Reaching into his shirt pocket, he pulled out a gold cigarette case,
with a bright shining
silver zippo lighter attached to the side. He was a fair feminine man,
with delicate features,
but also a man who had seen the world. He remained confident and
steadfast in his
endeavors. He seemed removed from his surroundings, and moved with a
sense of
indifference. I removed a cigarette from the case and lit the tobacco,
basking in the
taste of the Benson and Hedges sweetened smell. To taste a cigarette
after standing on
the dusty highway of life is one of those pleasures that travelers
share, but few come
to express. It is, however, a pleasure that is rarely denied. Some
unwritten code
seems to exist out in the hinterlands of our forgotten wastelands. As I
exhaled, I
reflected on the unfairness of such situations; the undeniable reality
of our own
inexpressable human condition, at times too horrible to
contemplate.
"Do you think that it was because you were black ?"
"Black............"
"Yes, the reason for you not being hired. Do you think that it
was
because you were black ?"
He removed his sunglasses, placed them on the dash, and then pulled in
the last
dregs of his own cigarette.
"No, I don't think that it was the reason."

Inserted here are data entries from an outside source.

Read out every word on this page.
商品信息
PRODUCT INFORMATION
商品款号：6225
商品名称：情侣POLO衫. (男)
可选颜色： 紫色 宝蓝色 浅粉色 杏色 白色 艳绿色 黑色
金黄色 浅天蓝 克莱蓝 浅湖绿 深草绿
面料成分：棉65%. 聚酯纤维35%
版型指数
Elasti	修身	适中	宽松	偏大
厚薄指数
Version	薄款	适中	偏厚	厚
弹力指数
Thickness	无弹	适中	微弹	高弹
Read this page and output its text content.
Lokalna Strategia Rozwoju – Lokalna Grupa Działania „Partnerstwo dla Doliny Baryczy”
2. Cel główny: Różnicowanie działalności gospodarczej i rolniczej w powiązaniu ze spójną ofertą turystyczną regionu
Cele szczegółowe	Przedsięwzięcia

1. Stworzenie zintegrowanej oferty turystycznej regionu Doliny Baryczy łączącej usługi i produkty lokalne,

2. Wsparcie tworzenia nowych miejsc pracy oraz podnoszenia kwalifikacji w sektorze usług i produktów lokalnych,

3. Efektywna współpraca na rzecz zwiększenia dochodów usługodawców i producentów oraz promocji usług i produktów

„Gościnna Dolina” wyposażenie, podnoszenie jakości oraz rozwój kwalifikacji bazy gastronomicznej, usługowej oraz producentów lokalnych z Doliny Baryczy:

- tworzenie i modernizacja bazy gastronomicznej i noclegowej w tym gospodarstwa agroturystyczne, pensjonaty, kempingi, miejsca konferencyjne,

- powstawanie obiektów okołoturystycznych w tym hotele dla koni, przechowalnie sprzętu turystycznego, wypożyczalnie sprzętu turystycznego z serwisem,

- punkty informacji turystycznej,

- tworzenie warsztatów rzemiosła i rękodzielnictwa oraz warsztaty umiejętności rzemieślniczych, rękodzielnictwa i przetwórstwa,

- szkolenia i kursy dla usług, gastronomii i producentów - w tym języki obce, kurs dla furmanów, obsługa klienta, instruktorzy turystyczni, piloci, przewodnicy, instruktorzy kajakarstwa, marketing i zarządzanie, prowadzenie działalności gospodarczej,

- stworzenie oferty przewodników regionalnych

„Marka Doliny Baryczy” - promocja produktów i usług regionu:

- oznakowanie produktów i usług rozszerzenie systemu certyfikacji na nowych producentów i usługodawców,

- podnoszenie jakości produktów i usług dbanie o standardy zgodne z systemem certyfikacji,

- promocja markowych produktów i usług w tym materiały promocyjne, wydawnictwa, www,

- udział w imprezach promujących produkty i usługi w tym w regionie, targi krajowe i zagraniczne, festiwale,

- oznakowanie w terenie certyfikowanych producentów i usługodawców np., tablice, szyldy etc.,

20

"Then, what was the reason ?"
"I don't know..............I still don't know. Maybe, things were
not
meant to happen that way, but you know
something................"
"I sat in a hotel room down in L.A., with a busted out air
conditioner in the stinking heat of that downtown summer,
watching
some rehashed speech by Gerald Ford in l975.................and you
know
something......."
"Yea....."
"I still had a good time. Don't ever forget to laugh baby. It
will
pull through every time.............You know why I picked you up don't
you...."
"Why is that ?", I said as I drifted off into the long slumbering
sleep
of another night on the neverending journey of the road.
"Martin-Luther King. He said to leave no child behind. I saw you
on that highway, and had to pick you up..........You're going to Iowa
City.
From there it is your ride."
"Thanks.", I said as I put out the cigarette, and drifted off
into
sleep; dreaming of the eternal lights of San Francisco.